Häufig gestellte Fragen
What muscles does the seated pull-up with legs elevated work?
It primarily targets the latissimus dorsi and rhomboids, with additional work from the trapezius, rear deltoids, and biceps as synergists. Elevating the legs keeps the body horizontal, increasing the load placed on these back muscles compared to a standard bodyweight row with feet flat.
How is the seated pull-up with legs elevated different from a regular pull-up?
A regular pull-up has you hanging vertically and pulling your chin above the bar, which demands more relative strength. The seated variation with legs elevated is a horizontal pull (similar to an inverted row), making it more accessible for beginners while still effectively loading the back muscles.
What can I use as a bar at home?
A sturdy table edge, a pair of parallel kitchen countertops, or a low-mounted pull-up bar all work well. Make sure whatever surface you grip can safely support your full body weight before starting.
How do I make this exercise harder as I get stronger?

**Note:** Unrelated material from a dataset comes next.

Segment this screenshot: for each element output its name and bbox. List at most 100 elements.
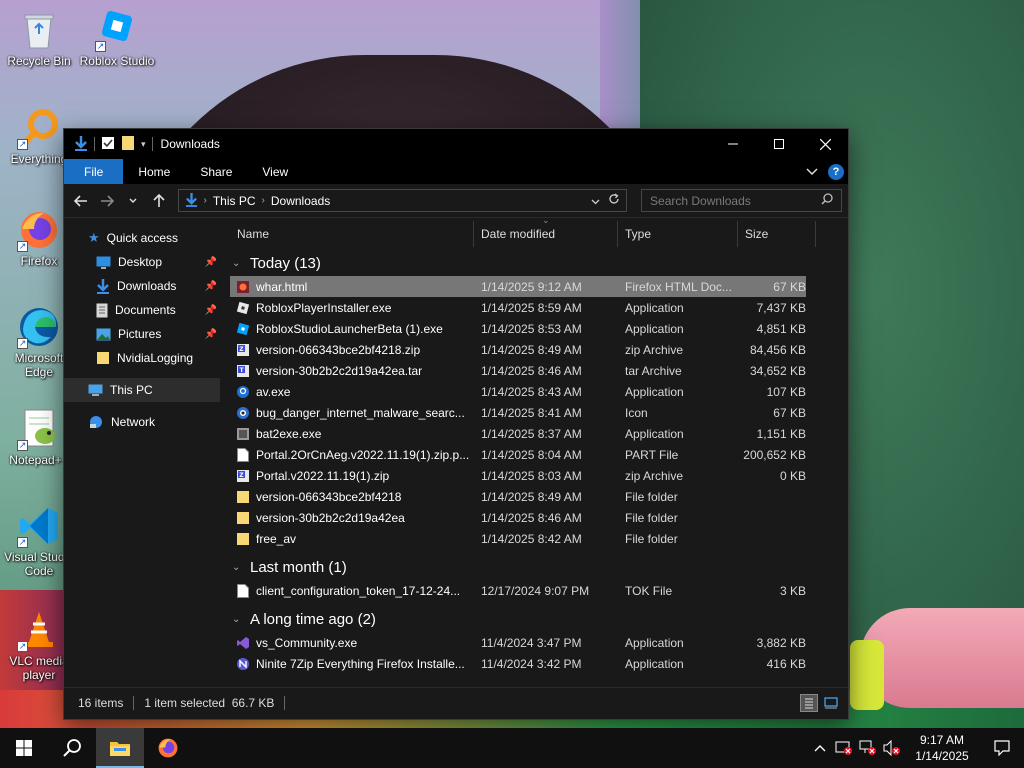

Lower the bar height so your body angle becomes more horizontal, add a pause of 2–3 seconds at the top, or slow the lowering phase to a 4-count. You can also wear a loaded backpack to add external resistance while keeping the movement purely bodyweight in setup.
How many reps and sets should I do?
For strength, aim for 3–4 sets of 6–10 reps with a challenging bar height. For muscular endurance or as a warm-up, use a slightly higher bar for 3 sets of 12–15 reps. Rest 60–90 seconds between sets.